İstanbul depremi

Dün depremin olduğu saatlerde Amerika’daydım. Saat farkı 10 saat olduğu için uyuyordum. Kalktığımda ise bir sürü arayan ve mesaj atan vardı. “İyi misin?” tarzı mesajlardan sonra ciddi bir sıkıntı olduğunu anladım ve geri aramalar sonucunda İstanbul’da ciddi bir deprem olduğunu öğrendim. Uzman değilim ama okuduğum kadarıyla hala büyük bir deprem ihtimali var. Her halükârda İstanbul’da ciddi bir felaket yaşamamamız için gerekenleri hiç vakit kaybetmeden yapmamız şart.

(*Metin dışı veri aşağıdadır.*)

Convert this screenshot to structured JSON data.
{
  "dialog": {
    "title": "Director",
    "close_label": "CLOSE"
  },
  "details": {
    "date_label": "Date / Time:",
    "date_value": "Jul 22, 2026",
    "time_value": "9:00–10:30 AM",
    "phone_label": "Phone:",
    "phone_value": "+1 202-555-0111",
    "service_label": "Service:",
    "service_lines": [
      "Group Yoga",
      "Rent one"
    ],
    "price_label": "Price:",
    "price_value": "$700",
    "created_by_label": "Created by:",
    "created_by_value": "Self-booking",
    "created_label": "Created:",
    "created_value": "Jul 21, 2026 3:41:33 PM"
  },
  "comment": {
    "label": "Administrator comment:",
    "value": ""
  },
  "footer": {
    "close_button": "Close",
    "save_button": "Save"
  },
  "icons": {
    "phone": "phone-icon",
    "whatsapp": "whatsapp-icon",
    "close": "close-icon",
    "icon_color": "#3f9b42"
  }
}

Dünkü İstanbul depremiyle ilgili haberleri aldıktan sonra geri aramaları yaptım ve kimseye bir şey olmadığını anlayınca derin bir ‘oh’ çektim. Öğrendiğim kadarıyla hiçbir bina yıkılmamıştı ve can kaybı yoktu. Tabii birçok yakınım ciddi korkmuştu. Buna köpeklerim de dahil. Deprem sırasında epey havlamışlar. Telefonda konuştuğum kişileri sakinleştirmeye çalıştım.

Esasında depremin 7 şiddetinin altında olması ve kısa sürmesi bence şansımız oldu. Şayet deprem 7 veya daha üstü bir şiddette vursaydı veya 30 saniyenin üzerinde sallamaya devam etseydi, olacakları düşünmek bile istemiyorum.

Okuduğum kadarıyla iki ihtimalden söz ediliyor. Almanya’nın önde gelen sismologlarından Prof. Dr. Marco Bohnhoff, DW Türkçe’den Sinem Özdemir'e verdiği röportajda bu iki ihtimale değinmiş.

İki farklı senaryo

İlk senaryo, 6,2’lik depremin "ana deprem" olduğu ve bundan sonra görülecek artçıların zamanla azalacağı yönünde. Ancak ikinci senaryo, beklenen asıl büyük depremin henüz gerçekleşmediğini ve bu sarsıntının onun habercisi olabileceğini söylüyor.

Bizde de değerli uzmanlar var, gerçi arada işi şova dökmüş ve bilimden uzaklaşmış sözde uzmanlar da var. Ratingi seven bu sözde uzmanlar popülist söylemleriyle ortalığı karıştırıp duruyorlar. O yüzden ben genelde bir deprem olduğu zaman Alman veya Japon uzmanların dediklerine dikkat kesiliyorum. Potsdam’daki Alman Yer Bilimleri Araştırma Merkezi’nden (GFZ) Prof. Bohnhoff’un söylediklerini de bu nedenle ciddiye alıyorum.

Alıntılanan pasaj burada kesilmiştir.